Réduire sa facture énergétique, Pierre Abadie y travaille depuis plusieurs années. Installé dans le Gers, l'exploitant céréalier a fait le pari en 2014 du séchage au bois. Sept ans plus tard, face à la flambée des prix de l'énergie, il ne peut que se féliciter d'avoir abandonné le gaz naturel.

Étape indispensable après la récolte : sécher les grains de maïs, pour pouvoir les conserver. Sur son exploitation céréalière, située à Saint-Michel dans le Gers, Pierre Abadie a abandonné le gaz naturel depuis sept ans déjà. Lui a fait le pari de la transition énergétique. Sa chaufferie, créée en 2014, est alimentée en bûchettes de bois. Résultat : sa facture énergétique est divisée par trois.

Une énergie dont le prix flambe beaucoup moins

Pour sécher son maïs, Pierre Abadie n'a pas besoin d'aller bien loin. En 2014, il a racheté une chaufferie qu'il alimente en bois. Chaque année, il en passe 800 tonnes au broyeur. Transforme le tout, directement sur l'exploitation.
À l'origine de cette conversion, la volonté d'être autonome, et de ne plus dépendre des cours du gaz. Aujourd'hui, "on récolte les effets de l'effort que nous avons fait à un moment donné sur l'exploitation. Pour aller vers une énergie renouvelable", peut se targuer Pierre Abadie.

Par rapport à mes confrères qui sèchent avec de l'énergie fossile, le gaz pour ne pas le citer, ils ont eu une hausse de l'ordre de 13%. Et nous, aujourd'hui, on a une augmentation, certes, mais beaucoup plus atténuée, puisque nous sommes sur 4% par rapport à l'année 2020.

Pierre Abadie, agriculteur céréalier

Pourquoi cette transition énergétique ? "Pour acquérir une autonomie dans la consommation d'énergie sur l'exploitation. On a subi plusieurs effets : les fluctuations du tarif du gaz, mais aussi une certaine pénurie à un moment donné."
Lassé de cette dépendance, l'exploitant céréalier du Gers se convertit. Passe à 100% à l'énergie bois pour assurer le séchage du maïs, un gros poste d'activité. Sans cette conversion, sa facture de gaz s'élèverait à près de 100.000 euros. Trois fois plus qu'avec l'énergie bois.

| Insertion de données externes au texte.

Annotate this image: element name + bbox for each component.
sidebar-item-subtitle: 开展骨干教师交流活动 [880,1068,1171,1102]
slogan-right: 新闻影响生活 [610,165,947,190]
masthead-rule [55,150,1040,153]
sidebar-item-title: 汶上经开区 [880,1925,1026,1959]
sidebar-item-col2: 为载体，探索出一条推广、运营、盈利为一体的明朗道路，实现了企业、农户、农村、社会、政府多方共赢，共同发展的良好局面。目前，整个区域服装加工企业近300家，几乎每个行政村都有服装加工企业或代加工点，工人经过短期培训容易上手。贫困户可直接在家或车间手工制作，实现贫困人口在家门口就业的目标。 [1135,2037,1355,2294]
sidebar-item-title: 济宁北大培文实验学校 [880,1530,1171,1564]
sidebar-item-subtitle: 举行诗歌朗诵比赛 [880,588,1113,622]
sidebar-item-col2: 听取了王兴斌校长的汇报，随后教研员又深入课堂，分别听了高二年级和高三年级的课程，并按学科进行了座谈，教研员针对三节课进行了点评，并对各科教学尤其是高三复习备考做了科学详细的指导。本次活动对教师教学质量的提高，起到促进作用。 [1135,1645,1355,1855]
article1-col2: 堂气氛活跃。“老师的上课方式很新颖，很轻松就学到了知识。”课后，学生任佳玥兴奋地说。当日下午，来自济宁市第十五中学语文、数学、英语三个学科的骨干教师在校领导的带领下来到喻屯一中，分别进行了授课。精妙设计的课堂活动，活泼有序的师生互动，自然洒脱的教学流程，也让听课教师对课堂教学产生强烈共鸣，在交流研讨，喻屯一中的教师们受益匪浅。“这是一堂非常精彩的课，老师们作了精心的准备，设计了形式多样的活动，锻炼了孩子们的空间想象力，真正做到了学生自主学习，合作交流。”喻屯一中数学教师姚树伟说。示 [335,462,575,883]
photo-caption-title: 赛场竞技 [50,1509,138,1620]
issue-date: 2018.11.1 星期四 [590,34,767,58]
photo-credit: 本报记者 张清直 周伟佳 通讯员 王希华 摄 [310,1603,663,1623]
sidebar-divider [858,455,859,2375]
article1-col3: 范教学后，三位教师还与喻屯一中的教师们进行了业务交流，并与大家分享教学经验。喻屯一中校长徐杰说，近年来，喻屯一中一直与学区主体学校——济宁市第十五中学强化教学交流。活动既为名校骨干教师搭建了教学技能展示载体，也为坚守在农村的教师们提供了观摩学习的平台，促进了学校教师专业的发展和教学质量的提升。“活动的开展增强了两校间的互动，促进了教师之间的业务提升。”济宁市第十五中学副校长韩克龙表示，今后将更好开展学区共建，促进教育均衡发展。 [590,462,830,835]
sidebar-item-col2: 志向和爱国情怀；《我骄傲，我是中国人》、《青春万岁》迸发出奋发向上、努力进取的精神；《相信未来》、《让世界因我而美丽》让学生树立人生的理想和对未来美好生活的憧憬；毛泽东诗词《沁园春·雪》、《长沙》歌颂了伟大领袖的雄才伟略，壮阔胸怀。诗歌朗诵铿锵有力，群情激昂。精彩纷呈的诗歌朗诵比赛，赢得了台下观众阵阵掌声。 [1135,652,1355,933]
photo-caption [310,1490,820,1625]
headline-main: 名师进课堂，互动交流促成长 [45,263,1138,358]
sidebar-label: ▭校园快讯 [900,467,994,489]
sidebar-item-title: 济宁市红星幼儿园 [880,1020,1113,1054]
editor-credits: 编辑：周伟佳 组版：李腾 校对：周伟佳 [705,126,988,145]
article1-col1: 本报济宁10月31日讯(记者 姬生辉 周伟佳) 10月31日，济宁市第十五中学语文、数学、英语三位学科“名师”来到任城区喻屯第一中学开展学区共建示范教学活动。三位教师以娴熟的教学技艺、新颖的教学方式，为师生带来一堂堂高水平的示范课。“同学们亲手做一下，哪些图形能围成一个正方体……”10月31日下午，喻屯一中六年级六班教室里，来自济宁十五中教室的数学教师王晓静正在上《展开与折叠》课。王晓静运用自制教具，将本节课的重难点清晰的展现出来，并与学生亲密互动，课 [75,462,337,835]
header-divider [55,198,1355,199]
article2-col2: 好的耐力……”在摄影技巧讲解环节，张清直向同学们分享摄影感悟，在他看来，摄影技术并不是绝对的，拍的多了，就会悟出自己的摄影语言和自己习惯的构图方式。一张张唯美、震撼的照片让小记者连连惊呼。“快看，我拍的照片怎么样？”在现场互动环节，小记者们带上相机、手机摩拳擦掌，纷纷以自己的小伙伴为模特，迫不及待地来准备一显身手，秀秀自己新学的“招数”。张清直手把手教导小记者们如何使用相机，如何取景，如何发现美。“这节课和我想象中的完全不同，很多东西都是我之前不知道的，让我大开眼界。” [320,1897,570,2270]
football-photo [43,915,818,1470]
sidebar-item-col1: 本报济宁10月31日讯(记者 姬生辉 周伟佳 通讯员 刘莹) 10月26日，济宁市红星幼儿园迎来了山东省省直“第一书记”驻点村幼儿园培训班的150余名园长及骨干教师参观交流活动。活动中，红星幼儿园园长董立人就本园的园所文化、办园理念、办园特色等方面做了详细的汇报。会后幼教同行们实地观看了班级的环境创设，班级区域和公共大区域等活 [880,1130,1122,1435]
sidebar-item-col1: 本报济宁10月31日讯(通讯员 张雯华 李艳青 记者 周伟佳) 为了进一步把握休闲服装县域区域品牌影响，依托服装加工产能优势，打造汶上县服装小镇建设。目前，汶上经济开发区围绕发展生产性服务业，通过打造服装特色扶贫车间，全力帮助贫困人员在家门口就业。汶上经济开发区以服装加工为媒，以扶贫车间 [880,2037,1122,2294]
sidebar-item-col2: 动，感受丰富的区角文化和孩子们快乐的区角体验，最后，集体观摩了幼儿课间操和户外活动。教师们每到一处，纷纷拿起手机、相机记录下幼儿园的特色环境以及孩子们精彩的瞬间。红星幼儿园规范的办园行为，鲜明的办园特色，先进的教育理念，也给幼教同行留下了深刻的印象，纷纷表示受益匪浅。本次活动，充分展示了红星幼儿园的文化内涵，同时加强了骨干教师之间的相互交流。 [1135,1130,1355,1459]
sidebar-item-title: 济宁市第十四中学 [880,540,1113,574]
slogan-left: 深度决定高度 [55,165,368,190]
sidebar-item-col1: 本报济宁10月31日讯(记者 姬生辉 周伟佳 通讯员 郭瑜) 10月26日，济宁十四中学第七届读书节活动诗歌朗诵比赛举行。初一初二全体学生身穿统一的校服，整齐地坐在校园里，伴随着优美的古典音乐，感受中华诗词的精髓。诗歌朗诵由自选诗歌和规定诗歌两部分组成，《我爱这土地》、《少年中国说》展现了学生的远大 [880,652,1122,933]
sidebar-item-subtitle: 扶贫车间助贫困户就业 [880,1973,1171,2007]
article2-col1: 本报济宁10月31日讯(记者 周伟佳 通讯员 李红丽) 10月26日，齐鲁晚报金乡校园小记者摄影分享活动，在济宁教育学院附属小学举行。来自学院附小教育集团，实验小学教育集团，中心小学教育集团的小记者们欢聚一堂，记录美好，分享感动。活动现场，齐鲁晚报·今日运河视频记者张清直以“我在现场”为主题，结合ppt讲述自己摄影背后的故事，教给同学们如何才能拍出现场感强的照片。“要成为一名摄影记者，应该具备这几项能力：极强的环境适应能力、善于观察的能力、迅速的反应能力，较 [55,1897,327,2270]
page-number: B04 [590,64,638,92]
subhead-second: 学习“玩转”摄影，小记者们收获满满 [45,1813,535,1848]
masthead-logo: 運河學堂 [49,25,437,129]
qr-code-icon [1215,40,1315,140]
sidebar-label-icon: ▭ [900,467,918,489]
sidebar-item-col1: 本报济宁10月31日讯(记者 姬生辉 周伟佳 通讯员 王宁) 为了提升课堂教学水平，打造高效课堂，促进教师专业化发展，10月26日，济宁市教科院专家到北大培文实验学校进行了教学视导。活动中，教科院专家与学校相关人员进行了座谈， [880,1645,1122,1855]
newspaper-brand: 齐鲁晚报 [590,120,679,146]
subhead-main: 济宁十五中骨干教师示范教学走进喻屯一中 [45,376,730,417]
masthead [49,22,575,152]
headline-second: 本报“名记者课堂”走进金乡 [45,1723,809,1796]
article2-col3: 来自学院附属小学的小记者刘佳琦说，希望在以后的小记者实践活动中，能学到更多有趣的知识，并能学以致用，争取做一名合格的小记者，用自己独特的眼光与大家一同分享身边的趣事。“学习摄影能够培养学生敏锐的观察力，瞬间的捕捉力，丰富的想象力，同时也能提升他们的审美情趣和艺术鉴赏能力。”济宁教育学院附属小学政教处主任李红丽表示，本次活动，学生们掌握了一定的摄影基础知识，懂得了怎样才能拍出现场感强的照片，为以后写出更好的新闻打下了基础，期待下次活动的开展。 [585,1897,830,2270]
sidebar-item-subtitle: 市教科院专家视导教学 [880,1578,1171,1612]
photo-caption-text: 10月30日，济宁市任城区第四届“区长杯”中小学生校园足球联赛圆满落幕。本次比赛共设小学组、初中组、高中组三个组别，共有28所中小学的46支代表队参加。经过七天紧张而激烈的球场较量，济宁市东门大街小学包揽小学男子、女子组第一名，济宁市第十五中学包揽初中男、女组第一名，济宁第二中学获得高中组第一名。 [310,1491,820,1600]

C'est quand même payant, car nous sommes sur une énergie stable. La ressource est garantie puisque nous l'avons localement. Et le prix ne subit pas les mêmes effets que les énergies fossiles.

Pierre Abadie, exploitant agricole

Circuit court

À l'heure où les prix flambent, il fait bon consommer une ressource locale. Le prix de l'énergie bois varie peu. Et l'exploitant agricole en passe 800 tonnes par an. Posté non loin de la broyeuse, Florian Abadie nous fait l'inventaire du stock de bois. Il y a là, "des branches de châtaigniers, trop petites pour être utilisées en menuiserie". Mais aussi, des tronçons bien plus gros… Des troncs fendus, et "troués par des insectes". Des bois morts ou malades, ou stockés trop longtemps sur des chantiers . Bref, du bois destiné à usage énergétique.


Le bois est trouvé localement. Brûlé, il va permettre de sécher 4.000 tonnes de maïs à l'année. Un tiers des grains provient de l'exploitation, le reste est apporté par d'autres céréaliers du département, qui paient pour le service.

Dans le Gers, moins de 5 % des installations de séchage ont fait le pari de ce type de transition énergétique.